Despite this, we observed that a small, but significant, percentage of progeny from homozygous smc-3[K115] homozygous mutants displayed different developmental defects including: larval arrest, vulva protrusion, and abnormal body shape (Fig. 6C). This suggested that the SMC-3[K115E] substitution does impact normal development, prompting us to investigate its potential effect on behavioural phenotypes. Tracking of adult homozygous smc-3[K115] mutant worms revealed strong behavioural phenotypes with 5685 significant behavioural differences compared to wild-type controls (Fig. 6D-J). smc-3[K115E] worms are longer and have increased midbody curvature, but decreased curvature and angular velocity of the head. The patient avatar is less active during baseline recordings but has a normal response to stimulation with blue light. These results demonstrate that the SMC-3[K115E] substitution in C. elegans contributes towards developmental and behavioural defects without impacting on embryonic viability, mimicking the phenotype observed in CdLS patients and suggesting that the K114E in human SMC3 may contribute to the CdLS-like phenotypes observed in the heterozygous patient.
Discussion
There are more than 3000 conserved C. elegans genes that currently have an association with human disease [7]. This number will grow as more patients are sequenced and the number of potential disease models is greater still since there may be multiple variants per gene that warrant separate modelling efforts. The high-throughput phenotyping of worm disease models provides an opportunity to map this extensive genotype–phenotype space.

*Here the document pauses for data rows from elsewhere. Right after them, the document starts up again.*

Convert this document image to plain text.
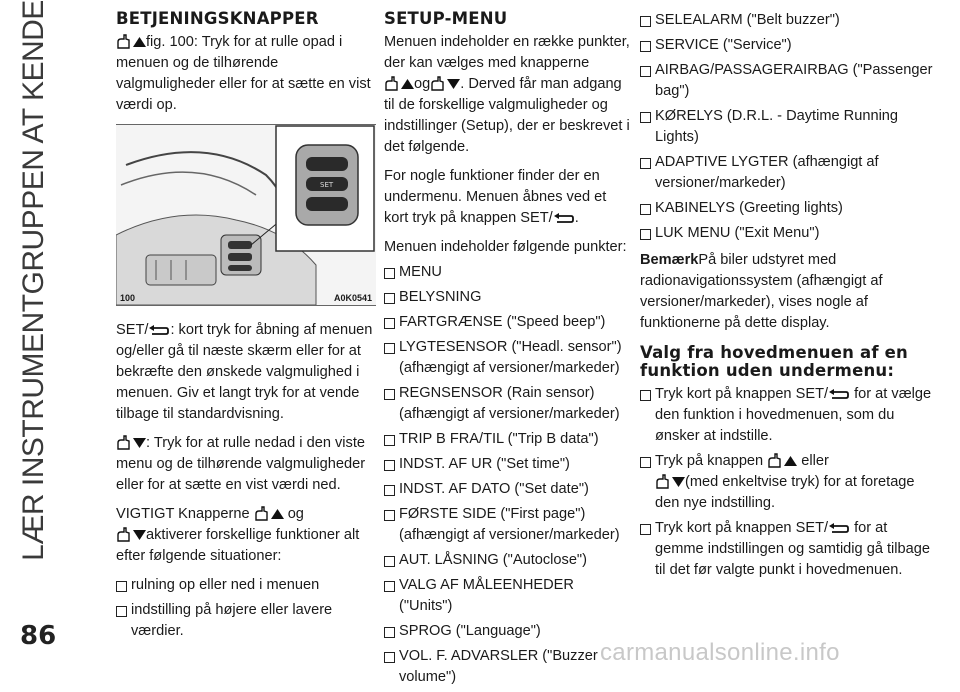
LÆR INSTRUMENTGRUPPEN AT KENDE	BETJENINGSKNAPPER

fig. 100: Tryk for at rulle opad i menuen og de tilhørende valgmuligheder eller for at sætte en vist værdi op.

SET
100	A0K0541

SET/ : kort tryk for åbning af menuen og/eller gå til næste skærm eller for at bekræfte den ønskede valgmulighed i menuen. Giv et langt tryk for at vende tilbage til standardvisning.

: Tryk for at rulle nedad i den viste menu og de tilhørende valgmuligheder eller for at sætte en vist værdi ned.

VIGTIGT Knapperne  og
aktiverer forskellige funktioner alt efter følgende situationer:

rulning op eller ned i menuen
indstilling på højere eller lavere værdier.
SETUP-MENU

Menuen indeholder en række punkter, der kan vælges med knapperne
og . Derved får man adgang til de forskellige valgmuligheder og indstillinger (Setup), der er beskrevet i det følgende.

For nogle funktioner finder der en undermenu. Menuen åbnes ved et kort tryk på knappen SET/ .

Menuen indeholder følgende punkter:

MENU
BELYSNING
FARTGRÆNSE ("Speed beep")
LYGTESENSOR ("Headl. sensor") (afhængigt af versioner/markeder)
REGNSENSOR (Rain sensor) (afhængigt af versioner/markeder)
TRIP B FRA/TIL ("Trip B data")
INDST. AF UR ("Set time")
INDST. AF DATO ("Set date")
FØRSTE SIDE ("First page") (afhængigt af versioner/markeder)
AUT. LÅSNING ("Autoclose")
VALG AF MÅLEENHEDER ("Units")
SPROG ("Language")
VOL. F. ADVARSLER ("Buzzer volume")
SELEALARM ("Belt buzzer")
SERVICE ("Service")
AIRBAG/PASSAGERAIRBAG ("Passenger bag")
KØRELYS (D.R.L. - Daytime Running Lights)
ADAPTIVE LYGTER (afhængigt af versioner/markeder)
KABINELYS (Greeting lights)
LUK MENU ("Exit Menu")

BemærkPå biler udstyret med radionavigationssystem (afhængigt af versioner/markeder), vises nogle af funktionerne på dette display.

Valg fra hovedmenuen af en funktion uden undermenu:
Tryk kort på knappen SET/ for at vælge den funktion i hovedmenuen, som du ønsker at indstille.
Tryk på knappen  eller
(med enkeltvise tryk) for at foretage den nye indstilling.
Tryk kort på knappen SET/ for at gemme indstillingen og samtidig gå tilbage til det før valgte punkt i hovedmenuen.
86
carmanualsonline.info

For the majority (22/25) of the mutants generated in this study, we focused on deletions of large coding regions to give high-confidence LoF mutations. This approach was chosen to quickly assess if these often-understudied genes might be suitable for the creation of patient-specific disease model variants in the future. It is important to acknowledge that this approach is not without limitations and, in some cases, complete deletion of a genetic target may complicate the interpretation of phenotyping. Complete deletion of a gene may trigger compensatory mechanisms when compared to partial deletion or the introduction of early stop codons. As an example, mec-10(tm1552) mutants (deletion mutant) can sense touch due to compensation by mec-4 [114]. Whereas mec-10(e1515) and mec-10(u20) mutants (other LoF alleles) are touch insensitive. Similarly, modelling patient specific AGO1 mutations in alg-1 (worm ortholog) results in stronger behavioural phenotypes compared to alg-1 null mutants [115]. At the same time, we found clear phenotypes for pde-1 and pde-5 LoF mutants (strain-specific gene cards) despite previous findings that PDE-1 and PDE-5 are partially redundant and single mutants show only mild thermotaxis defects [116]. Although not a perfect model for all pathological mutations, full deletions can provide a first-pass strategy for identifying candidate genes to warrant future functional analysis.

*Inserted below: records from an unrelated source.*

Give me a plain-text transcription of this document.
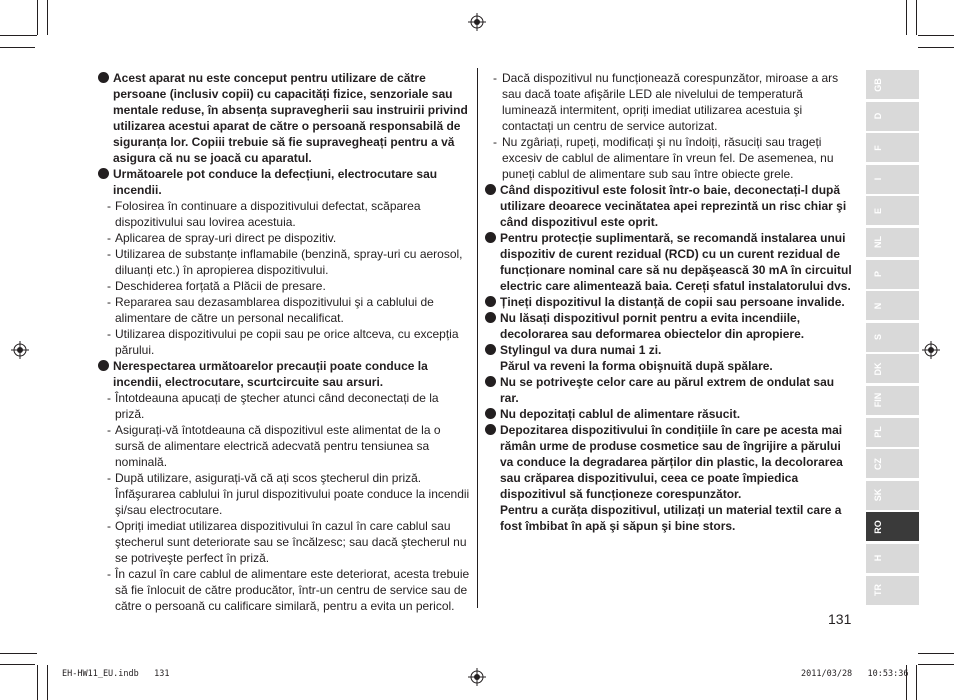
Acest aparat nu este conceput pentru utilizare de către persoane (inclusiv copii) cu capacități fizice, senzoriale sau mentale reduse, în absența supravegherii sau instruirii privind utilizarea acestui aparat de către o persoană responsabilă de siguranța lor. Copiii trebuie să fie supravegheați pentru a vă asigura că nu se joacă cu aparatul.
Următoarele pot conduce la defecțiuni, electrocutare sau incendii.
- Folosirea în continuare a dispozitivului defectat, scăparea dispozitivului sau lovirea acestuia.
- Aplicarea de spray-uri direct pe dispozitiv.
- Utilizarea de substanțe inflamabile (benzină, spray-uri cu aerosol, diluanți etc.) în apropierea dispozitivului.
- Deschiderea forțată a Plăcii de presare.
- Repararea sau dezasamblarea dispozitivului şi a cablului de alimentare de către un personal necalificat.
- Utilizarea dispozitivului pe copii sau pe orice altceva, cu excepția părului.
Nerespectarea următoarelor precauții poate conduce la incendii, electrocutare, scurtcircuite sau arsuri.
- Întotdeauna apucați de ştecher atunci când deconectați de la priză.
- Asigurați-vă întotdeauna că dispozitivul este alimentat de la o sursă de alimentare electrică adecvată pentru tensiunea sa nominală.
- După utilizare, asigurați-vă că ați scos ştecherul din priză. Înfăşurarea cablului în jurul dispozitivului poate conduce la incendii şi/sau electrocutare.
- Opriți imediat utilizarea dispozitivului în cazul în care cablul sau ştecherul sunt deteriorate sau se încălzesc; sau dacă ştecherul nu se potriveşte perfect în priză.
- În cazul în care cablul de alimentare este deteriorat, acesta trebuie să fie înlocuit de către producător, într-un centru de service sau de către o persoană cu calificare similară, pentru a evita un pericol.
- Dacă dispozitivul nu funcționează corespunzător, miroase a ars sau dacă toate afişările LED ale nivelului de temperatură luminează intermitent, opriți imediat utilizarea acestuia şi contactați un centru de service autorizat.
- Nu zgâriați, rupeți, modificați şi nu îndoiți, răsuciți sau trageți excesiv de cablul de alimentare în vreun fel. De asemenea, nu puneți cablul de alimentare sub sau între obiecte grele.
Când dispozitivul este folosit într-o baie, deconectați-l după utilizare deoarece vecinătatea apei reprezintă un risc chiar şi când dispozitivul este oprit.
Pentru protecție suplimentară, se recomandă instalarea unui dispozitiv de curent rezidual (RCD) cu un curent rezidual de funcționare nominal care să nu depăşească 30 mA în circuitul electric care alimentează baia. Cereți sfatul instalatorului dvs.
Țineți dispozitivul la distanță de copii sau persoane invalide.
Nu lăsați dispozitivul pornit pentru a evita incendiile, decolorarea sau deformarea obiectelor din apropiere.
Stylingul va dura numai 1 zi.
Părul va reveni la forma obişnuită după spălare.
Nu se potriveşte celor care au părul extrem de ondulat sau rar.
Nu depozitați cablul de alimentare răsucit.
Depozitarea dispozitivului în condițiile în care pe acesta mai rămân urme de produse cosmetice sau de îngrijire a părului va conduce la degradarea părților din plastic, la decolorarea sau crăparea dispozitivului, ceea ce poate împiedica dispozitivul să funcționeze corespunzător.
Pentru a curăța dispozitivul, utilizați un material textil care a fost îmbibat în apă şi săpun şi bine stors.
GB
D
F
I
E
NL
P
N
S
DK
FIN
PL
CZ
SK
RO
H
TR
131
EH-HW11_EU.indb   131	2011/03/28   10:53:36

Although we detected differences in all 25 of the strains in this study, three mutants (imb-2(syb6372), shl-1(syb5907), and tmem-222(syb4882)) showed weak to moderate phenotypes (< 1000 significant feature differences) compared to wild-type animals. Strains with weak phenotypes are challenging to use in drug repurposing screens where the number of replicates per treatment is likely to be small. In previous work, a chemical sensitiser caused an easily measurable phenotype that was used in a successful drug repurposing screen [117].

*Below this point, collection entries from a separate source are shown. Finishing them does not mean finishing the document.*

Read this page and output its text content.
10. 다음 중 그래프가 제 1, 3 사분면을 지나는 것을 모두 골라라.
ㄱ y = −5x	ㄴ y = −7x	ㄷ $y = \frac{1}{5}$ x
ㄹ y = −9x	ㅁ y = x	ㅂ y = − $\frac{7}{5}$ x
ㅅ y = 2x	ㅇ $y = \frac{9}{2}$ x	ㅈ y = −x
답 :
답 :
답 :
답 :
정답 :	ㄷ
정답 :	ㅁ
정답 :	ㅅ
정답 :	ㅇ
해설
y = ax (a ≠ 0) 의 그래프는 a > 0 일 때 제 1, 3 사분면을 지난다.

We treated imb-2(syb6372) mutants with different temperatures, RNAi against related genes, and two compounds with different modes of action. We chose these methods because they are compatible with high-throughput screening. Other candidates for sensitisation include optogenetic stimulation of specific neural circuits and mechanical stimuli delivered to the entire plate. Other kinds of behavioural assays such as chemotaxis that might draw out novel phenotypes are more difficult to perform with high-throughput, although it is an area of active research [118]. RNAi resistance is a previously reported imb-2 phenotype [119], so it is perhaps unsurprising that we were unsuccessful in using targeted genetic sensitisation methods to enhance our imb-2[D157N] mutant phenotype. Although the site of the mutated amino acid is conserved between humans and C. elegans, BLAST analysis reveals only 52.67% identity similarity between these orthologs. Hence, insufficient conservation of the gene product could explain the lack of a clearly observed phenotype seen for this C. elegans patient avatar. Nonetheless, we remain optimistic that the specificity of RNAi and the ease of delivery through feeding will be useful in other cases to sensitise disease models.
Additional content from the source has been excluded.